We would like to emphasize that VPS was not originally designed for predicting LOS, and it has limitations when used in this setting. Although it is comprehensive, it includes optional data elements (e.g., disability scores) that some sites do not collect, or data that might be missing for logistical reasons (e.g., base excess in PIM3 scoring if no arterial or capillary blood gas was taken). Furthermore, clinicians looking to predict LOS might use variables that are not present in VPS. For example, while VPS includes systolic blood pressure (SBP) at admission, it lacks other early vital signs, creating a gap between available data and clinical insights needed for accurate LOS prediction. The first hours of admission offer crucial information affecting a patient’s trajectory, and the absence of this data likely limited our model’s prediction accuracy.

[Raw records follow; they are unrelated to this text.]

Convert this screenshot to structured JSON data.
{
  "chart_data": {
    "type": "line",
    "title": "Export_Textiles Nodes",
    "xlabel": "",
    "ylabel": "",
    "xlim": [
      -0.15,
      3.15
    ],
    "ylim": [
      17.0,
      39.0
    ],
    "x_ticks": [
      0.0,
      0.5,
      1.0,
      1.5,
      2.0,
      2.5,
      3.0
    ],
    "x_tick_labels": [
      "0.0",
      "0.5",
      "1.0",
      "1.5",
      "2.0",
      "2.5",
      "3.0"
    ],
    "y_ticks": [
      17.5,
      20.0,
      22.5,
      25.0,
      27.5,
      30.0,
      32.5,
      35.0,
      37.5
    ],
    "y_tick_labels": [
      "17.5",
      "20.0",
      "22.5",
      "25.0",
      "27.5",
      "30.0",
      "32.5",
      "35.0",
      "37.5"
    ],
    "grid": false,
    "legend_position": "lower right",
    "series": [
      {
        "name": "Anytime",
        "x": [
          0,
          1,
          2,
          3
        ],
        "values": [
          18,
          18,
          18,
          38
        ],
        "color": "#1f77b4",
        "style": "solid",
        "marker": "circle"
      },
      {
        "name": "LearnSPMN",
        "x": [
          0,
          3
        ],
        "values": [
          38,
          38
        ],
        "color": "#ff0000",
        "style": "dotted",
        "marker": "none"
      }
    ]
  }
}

Moreover, it could be argued that certain variables within VPS are coded in ways that render them less suitable for machine learning modeling. For instance, VPS uses ICD codes or proprietary STAR codes for diagnoses. While these codes standardize diagnoses, they can lack the specificity needed for precise LOS predictions. For instance, septic shock in an immunocompromised oncologic patient differs significantly from that in an immunocompetent child, leading to different clinical courses and PICU LOS. Additionally, the VPS database contains 1533 unique STAR codes, and this large number of classes can weaken model predictive capability. To mitigate some of these challenges, we chose not to rely on specific ICD or STAR diagnoses, and instead categorized by the primary organ system involved (as documented in VPS), thereby reducing the classes from 1533 to just 25.

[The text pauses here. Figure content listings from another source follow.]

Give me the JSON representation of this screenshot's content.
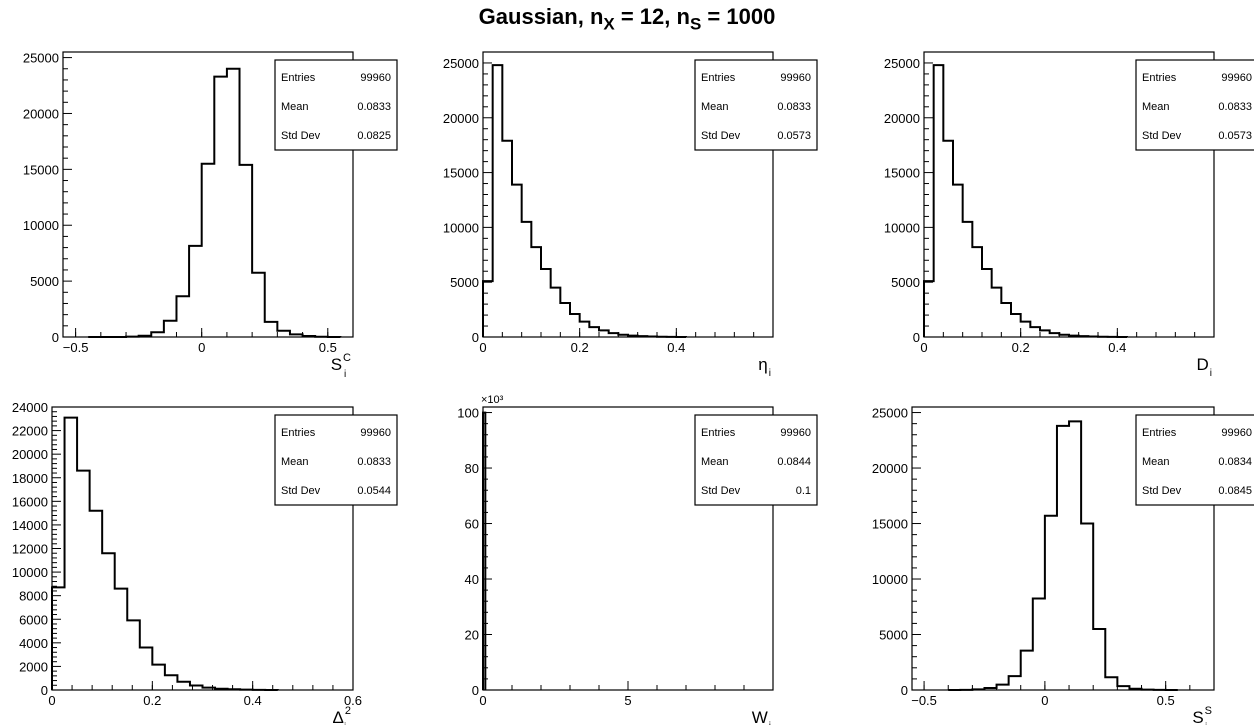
{
  "title": {
    "prefix": "Gaussian, n",
    "sub1": "X",
    "mid": " = 12, n",
    "sub2": "S",
    "suffix": " = 1000"
  },
  "stats_labels": [
    "Entries",
    "Mean",
    "Std Dev"
  ],
  "chart_data": [
    {
      "type": "bar",
      "xlabel": {
        "base": "S",
        "sub": "i",
        "sup": "C"
      },
      "xlim": [
        -0.55,
        0.6
      ],
      "ylim": [
        0,
        25500
      ],
      "xticks": [
        -0.5,
        0,
        0.5
      ],
      "xtick_labels": [
        "−0.5",
        "0",
        "0.5"
      ],
      "yticks": [
        0,
        5000,
        10000,
        15000,
        20000,
        25000
      ],
      "ytick_labels": [
        "0",
        "5000",
        "10000",
        "15000",
        "20000",
        "25000"
      ],
      "bin_edges": [
        -0.45,
        -0.4,
        -0.35,
        -0.3,
        -0.25,
        -0.2,
        -0.15,
        -0.1,
        -0.05,
        0.0,
        0.05,
        0.1,
        0.15,
        0.2,
        0.25,
        0.3,
        0.35,
        0.4,
        0.45,
        0.5,
        0.55
      ],
      "values": [
        0,
        0,
        5,
        30,
        110,
        420,
        1450,
        3650,
        8150,
        15500,
        23300,
        24000,
        15400,
        5750,
        1350,
        560,
        230,
        90,
        20,
        5
      ],
      "stats": {
        "entries": "99960",
        "mean": "0.0833",
        "std_dev": "0.0825"
      }
    },
    {
      "type": "bar",
      "xlabel": {
        "base": "η",
        "sub": "i",
        "sup": ""
      },
      "xlim": [
        0,
        0.6
      ],
      "ylim": [
        0,
        26000
      ],
      "xticks": [
        0,
        0.2,
        0.4
      ],
      "xtick_labels": [
        "0",
        "0.2",
        "0.4"
      ],
      "yticks": [
        0,
        5000,
        10000,
        15000,
        20000,
        25000
      ],
      "ytick_labels": [
        "0",
        "5000",
        "10000",
        "15000",
        "20000",
        "25000"
      ],
      "bin_edges": [
        0.0,
        0.02,
        0.04,
        0.06,
        0.08,
        0.1,
        0.12,
        0.14,
        0.16,
        0.18,
        0.2,
        0.22,
        0.24,
        0.26,
        0.28,
        0.3,
        0.32,
        0.34,
        0.36,
        0.38,
        0.4,
        0.42
      ],
      "values": [
        5100,
        24800,
        17900,
        13900,
        10500,
        8200,
        6200,
        4500,
        3100,
        2100,
        1400,
        900,
        600,
        350,
        200,
        130,
        80,
        45,
        25,
        15,
        5
      ],
      "stats": {
        "entries": "99960",
        "mean": "0.0833",
        "std_dev": "0.0573"
      }
    },
    {
      "type": "bar",
      "xlabel": {
        "base": "D",
        "sub": "i",
        "sup": ""
      },
      "xlim": [
        0,
        0.6
      ],
      "ylim": [
        0,
        26000
      ],
      "xticks": [
        0,
        0.2,
        0.4
      ],
      "xtick_labels": [
        "0",
        "0.2",
        "0.4"
      ],
      "yticks": [
        0,
        5000,
        10000,
        15000,
        20000,
        25000
      ],
      "ytick_labels": [
        "0",
        "5000",
        "10000",
        "15000",
        "20000",
        "25000"
      ],
      "bin_edges": [
        0.0,
        0.02,
        0.04,
        0.06,
        0.08,
        0.1,
        0.12,
        0.14,
        0.16,
        0.18,
        0.2,
        0.22,
        0.24,
        0.26,
        0.28,
        0.3,
        0.32,
        0.34,
        0.36,
        0.38,
        0.4,
        0.42
      ],
      "values": [
        5100,
        24800,
        17900,
        13900,
        10500,
        8200,
        6200,
        4500,
        3100,
        2100,
        1400,
        900,
        600,
        350,
        200,
        130,
        80,
        45,
        25,
        15,
        5
      ],
      "stats": {
        "entries": "99960",
        "mean": "0.0833",
        "std_dev": "0.0573"
      }
    },
    {
      "type": "bar",
      "xlabel": {
        "base": "Δ",
        "sub": "i",
        "sup": "2"
      },
      "xlim": [
        0,
        0.6
      ],
      "ylim": [
        0,
        24000
      ],
      "xticks": [
        0,
        0.2,
        0.4,
        0.6
      ],
      "xtick_labels": [
        "0",
        "0.2",
        "0.4",
        "0.6"
      ],
      "yticks": [
        0,
        2000,
        4000,
        6000,
        8000,
        10000,
        12000,
        14000,
        16000,
        18000,
        20000,
        22000,
        24000
      ],
      "ytick_labels": [
        "0",
        "2000",
        "4000",
        "6000",
        "8000",
        "10000",
        "12000",
        "14000",
        "16000",
        "18000",
        "20000",
        "22000",
        "24000"
      ],
      "bin_edges": [
        0.0,
        0.025,
        0.05,
        0.075,
        0.1,
        0.125,
        0.15,
        0.175,
        0.2,
        0.225,
        0.25,
        0.275,
        0.3,
        0.325,
        0.35,
        0.375,
        0.4,
        0.425,
        0.45
      ],
      "values": [
        8700,
        23100,
        18600,
        15200,
        11600,
        8600,
        5900,
        3600,
        2150,
        1250,
        700,
        380,
        200,
        110,
        60,
        30,
        15,
        5
      ],
      "stats": {
        "entries": "99960",
        "mean": "0.0833",
        "std_dev": "0.0544"
      }
    },
    {
      "type": "bar",
      "xlabel": {
        "base": "W",
        "sub": "i",
        "sup": ""
      },
      "xlim": [
        0,
        10
      ],
      "ylim": [
        0,
        102
      ],
      "y_exponent_label": "×10³",
      "xticks": [
        0,
        5
      ],
      "xtick_labels": [
        "0",
        "5"
      ],
      "yticks": [
        0,
        20,
        40,
        60,
        80,
        100
      ],
      "ytick_labels": [
        "0",
        "20",
        "40",
        "60",
        "80",
        "100"
      ],
      "bin_edges": [
        0.0,
        0.08
      ],
      "values": [
        99.96
      ],
      "stats": {
        "entries": "99960",
        "mean": "0.0844",
        "std_dev": "0.1"
      }
    },
    {
      "type": "bar",
      "xlabel": {
        "base": "S",
        "sub": "i",
        "sup": "S"
      },
      "xlim": [
        -0.55,
        0.7
      ],
      "ylim": [
        0,
        25500
      ],
      "xticks": [
        -0.5,
        0,
        0.5
      ],
      "xtick_labels": [
        "−0.5",
        "0",
        "0.5"
      ],
      "yticks": [
        0,
        5000,
        10000,
        15000,
        20000,
        25000
      ],
      "ytick_labels": [
        "0",
        "5000",
        "10000",
        "15000",
        "20000",
        "25000"
      ],
      "bin_edges": [
        -0.4,
        -0.35,
        -0.3,
        -0.25,
        -0.2,
        -0.15,
        -0.1,
        -0.05,
        0.0,
        0.05,
        0.1,
        0.15,
        0.2,
        0.25,
        0.3,
        0.35,
        0.4,
        0.45,
        0.5,
        0.55
      ],
      "values": [
        0,
        10,
        60,
        180,
        480,
        1250,
        3550,
        8250,
        15700,
        23800,
        24200,
        15000,
        5500,
        1150,
        350,
        110,
        30,
        10,
        0
      ],
      "stats": {
        "entries": "99960",
        "mean": "0.0834",
        "std_dev": "0.0845"
      }
    }
  ]
}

While traditional statistical methods have been used to identify factors that may be associated with PICU LOS or to produce benchmarks for PICU LOS, these methods are limited to population inferences and lack the ability to make personalized predictions [
26]. Machine learning approaches such as ours are practical and implementable from an operational standpoint and can make predictions for an individual patient’s LOS by utilizing variables that are easily obtained within an hour of PICU admission. Our findings emphasize the need for databases tailored to support predictive analyses for LOS and similar outcomes. These databases should include a broader range of detailed clinical variables to enhance machine learning models’ accuracy, bolstering the case for AI and ML in clinical decisions, and we encourage the pediatric critical care medicine organizations such as SCCM and ESPNIC to facilitate such efforts. Despite challenges, our study shows the feasibility of using ML models to predict LOS in the PICU, which is crucial amid nursing and staffing shortages. By improving census prediction accuracy, our work suggests a path toward more efficient staffing and resource allocation in PICUs. Once adequately developed with more refined datasets, such models can be deployed within the electronic medical record to automatically extract data from a patient’s chart within the first few hours of admission. Automatic notifications can be sent to PICU managers about the predicted LOS for all patients in the PICU, and plans can then be updated to adjust nurse staffing and material resources such as ventilators.